A Short Story by Jack Mint
With his palms next to each other, he turned the scalded remnants to the sky.
“Please, mister. I’ll die out here otherwise.” The iron shackles clinked on each word pouring from the desert of his mouth. Cracked, waterless lips and dead gravel eyes pleaded again. I undid the strap on my canteen and tossed it from the back of my horse. The black and grey of his uniform was dark brown. I did not recognize that clay in the desert we stood upon. The fugitive thanked me with artless gratitude but began to ask me to free him from the cuffs on his wrists and ankles. I didn’t have anything to cut them with and I wanted my canteen back. The horse tried to step away when he returned the canteen and asked to go with me to the next town.
“Reckon it’s over twenty miles to the next town.” He looked pitifully at himself with a rueful smile. “I got a few more miles to go than I got days on this Earth, partner.”
I was about to kick my horse past him, but in a clinking sidestep, the fugitive begged again. I couldn’t leave a man’s death on my conscience, could I? Wouldn’t be nothing to let me ride on the back of your horse.

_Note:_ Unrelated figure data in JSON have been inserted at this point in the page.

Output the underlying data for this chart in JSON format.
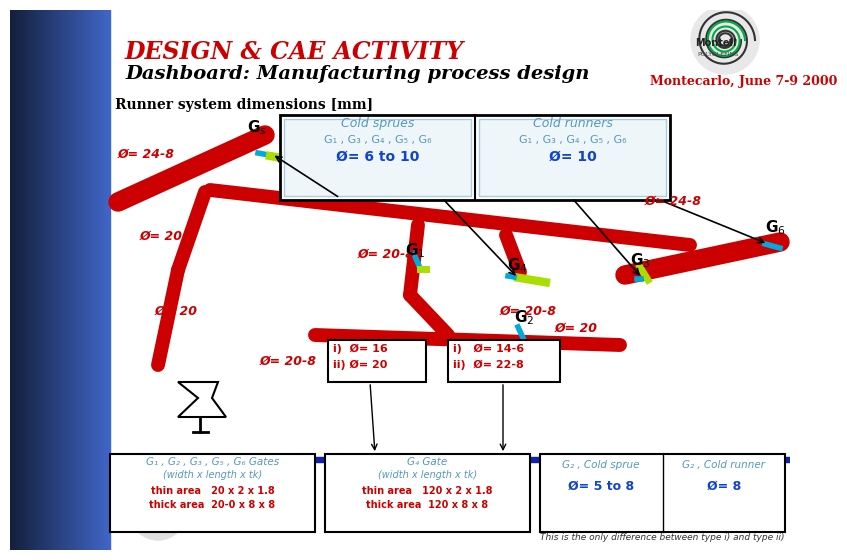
{
  "title1": "DESIGN & CAE ACTIVITY",
  "title2": "Dashboard: Manufacturing process design",
  "subtitle": "Montecarlo, June 7-9 2000",
  "section_label": "Runner system dimensions [mm]",
  "bg_color": "#ffffff",
  "left_bar_color": "#4169c8",
  "title1_color": "#cc0000",
  "title2_color": "#000000",
  "subtitle_color": "#cc0000",
  "section_color": "#000000",
  "runner_color": "#cc0000",
  "annotation_color": "#cc0000",
  "gate_label_color": "#000000",
  "box_text_color": "#5599bb",
  "box_highlight_color": "#cc0000",
  "legend_box": {
    "cold_sprues_title": "Cold sprues",
    "cold_sprues_gates": "G₁ , G₃ , G₄ , G₅ , G₆",
    "cold_sprues_dim": "Ø= 6 to 10",
    "cold_runners_title": "Cold runners",
    "cold_runners_gates": "G₁ , G₃ , G₄ , G₅ , G₆",
    "cold_runners_dim": "Ø= 10"
  },
  "bottom_boxes": {
    "box1_title": "G₁ , G₂ , G₃ , G₅ , G₆ Gates",
    "box1_sub": "(width x length x tk)",
    "box1_line1": "thin area   20 x 2 x 1.8",
    "box1_line2": "thick area  20-0 x 8 x 8",
    "box2_title": "G₄ Gate",
    "box2_sub": "(width x length x tk)",
    "box2_line1": "thin area   120 x 2 x 1.8",
    "box2_line2": "thick area  120 x 8 x 8",
    "box3_title": "G₂ , Cold sprue",
    "box3_dim": "Ø= 5 to 8",
    "box4_title": "G₂ , Cold runner",
    "box4_dim": "Ø= 8",
    "note": "This is the only difference between type i) and type ii)"
  }
}
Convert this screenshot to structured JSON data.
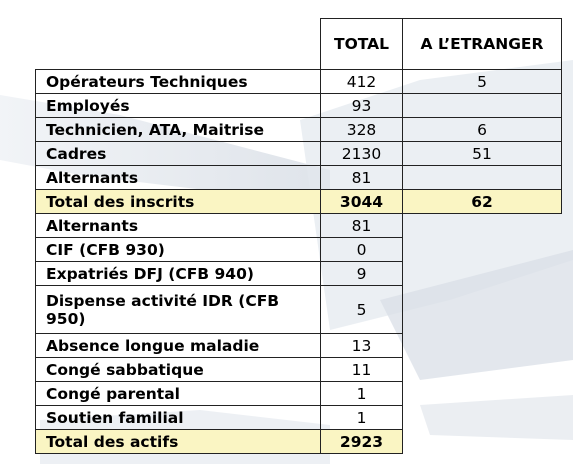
{
  "table": {
    "header": {
      "total": "TOTAL",
      "abroad": "A L’ETRANGER"
    },
    "inscrits_rows": [
      {
        "label": "Opérateurs Techniques",
        "total": "412",
        "abroad": "5"
      },
      {
        "label": "Employés",
        "total": "93",
        "abroad": ""
      },
      {
        "label": "Technicien, ATA, Maitrise",
        "total": "328",
        "abroad": "6"
      },
      {
        "label": "Cadres",
        "total": "2130",
        "abroad": "51"
      },
      {
        "label": "Alternants",
        "total": "81",
        "abroad": ""
      }
    ],
    "total_inscrits": {
      "label": "Total des inscrits",
      "total": "3044",
      "abroad": "62"
    },
    "actifs_rows": [
      {
        "label": "Alternants",
        "total": "81"
      },
      {
        "label": "CIF (CFB 930)",
        "total": "0"
      },
      {
        "label": "Expatriés DFJ (CFB 940)",
        "total": "9"
      },
      {
        "label": "Dispense activité IDR (CFB 950)",
        "total": "5"
      },
      {
        "label": "Absence longue maladie",
        "total": "13"
      },
      {
        "label": "Congé sabbatique",
        "total": "11"
      },
      {
        "label": "Congé parental",
        "total": "1"
      },
      {
        "label": "Soutien familial",
        "total": "1"
      }
    ],
    "total_actifs": {
      "label": "Total des actifs",
      "total": "2923"
    }
  },
  "colors": {
    "highlight": "#faf5c3",
    "border": "#222222",
    "watermark": "#dfe4ea"
  }
}
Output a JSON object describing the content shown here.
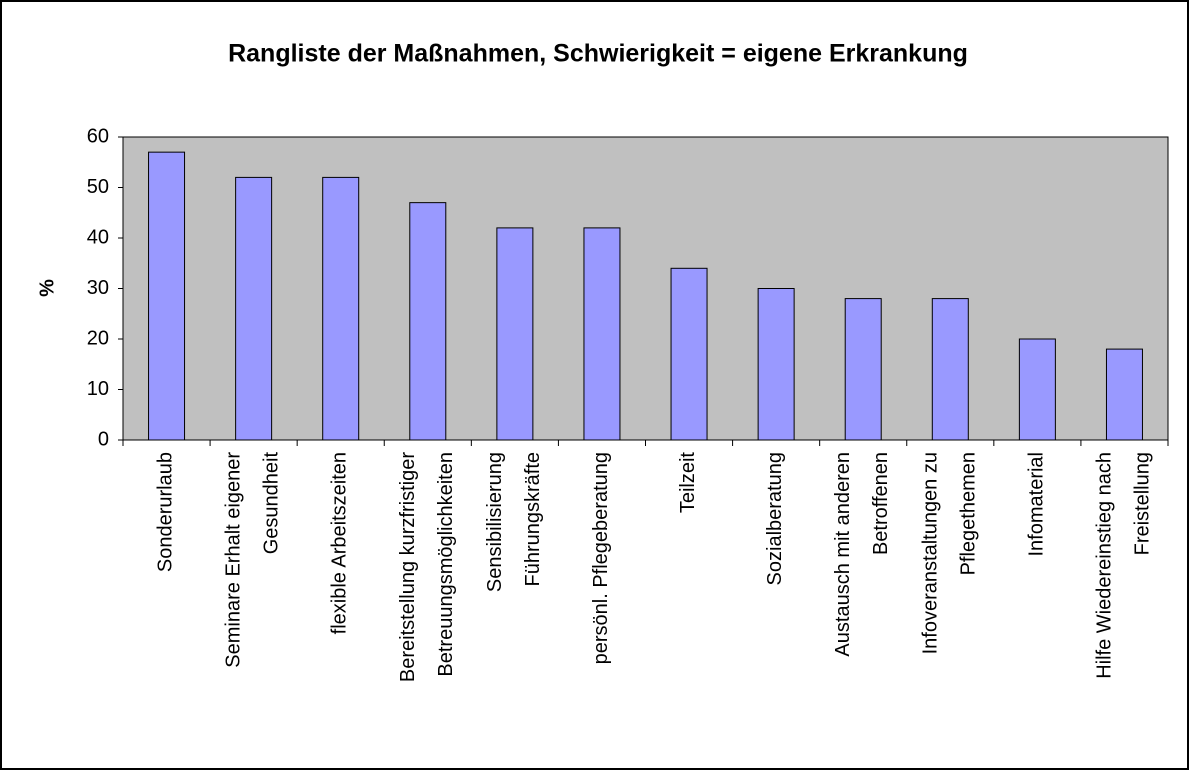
{
  "chart_data": {
    "type": "bar",
    "title": "Rangliste der Maßnahmen, Schwierigkeit = eigene Erkrankung",
    "y_label": "%",
    "categories": [
      "Sonderurlaub",
      "Seminare Erhalt eigener\nGesundheit",
      "flexible Arbeitszeiten",
      "Bereitstellung kurzfristiger\nBetreuungsmöglichkeiten",
      "Sensibilisierung\nFührungskräfte",
      "persönl. Pflegeberatung",
      "Teilzeit",
      "Sozialberatung",
      "Austausch mit anderen\nBetroffenen",
      "Infoveranstaltungen zu\nPflegethemen",
      "Infomaterial",
      "Hilfe Wiedereinstieg nach\nFreistellung"
    ],
    "values": [
      57,
      52,
      52,
      47,
      42,
      42,
      34,
      30,
      28,
      28,
      20,
      18
    ],
    "color": "#9999ff",
    "plot_background": "#c0c0c0",
    "ylim": [
      0,
      60
    ],
    "yticks": [
      0,
      10,
      20,
      30,
      40,
      50,
      60
    ],
    "grid": false
  }
}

The law had already informed him, and I’m sure God had instilled in him from an early age that he was an outlaw and not to be trusted. I reiterated that as my horse pawed the ground with impatience.
“I swear upon all that’s holy that if you help me to the next town, I won’t do nothing to harm you. If you save my life, I owe you everything and will not break that trust.”
The desert observed and paid no mind to us. I gazed at the seemingly endless expanse of sand that somehow rose into purple mesa beyond the horizon. An eagle, or maybe a buzzard circled above the winding trail through the broomweeds.
From the back of my horse, he told stories upon stories. The places he’d been and the women he’d met seemed fantastical. No one could be that beautiful and nowhere had that much booze. But he insisted as we rode with his blistered, shackled feet to one side of the horse’s rear that indeed these things had happened to him and ill-luck with the law landed him in these dire straits. He thanked me profusely for the second chance at life. I thanked him for the entertaining company. The rides back from cattle drives were lonely ones, and it was nice to have someone along. The outlaw then praised the legends of people he thought were cowboys and the integrity of the cowboy code. Lauding on for disingenuous hours until it was time to setup camp.
I stepped off my horse and tied his halter to a tree as twilight laid her cool silk over the harshness of the desert. The outlaw jumped on me. He knocked my head with his cuffs and filched my knife from my pocket and stuck it between my ribs.
My shaking hands couldn’t hold my life back into my body. I asked him why he had done that, hadn’t he promised not to hurt me?
The fugitive outlaw jumped back on my horse and said, “I’m an outlaw in chains, mister. You should’ve known not to trust me.”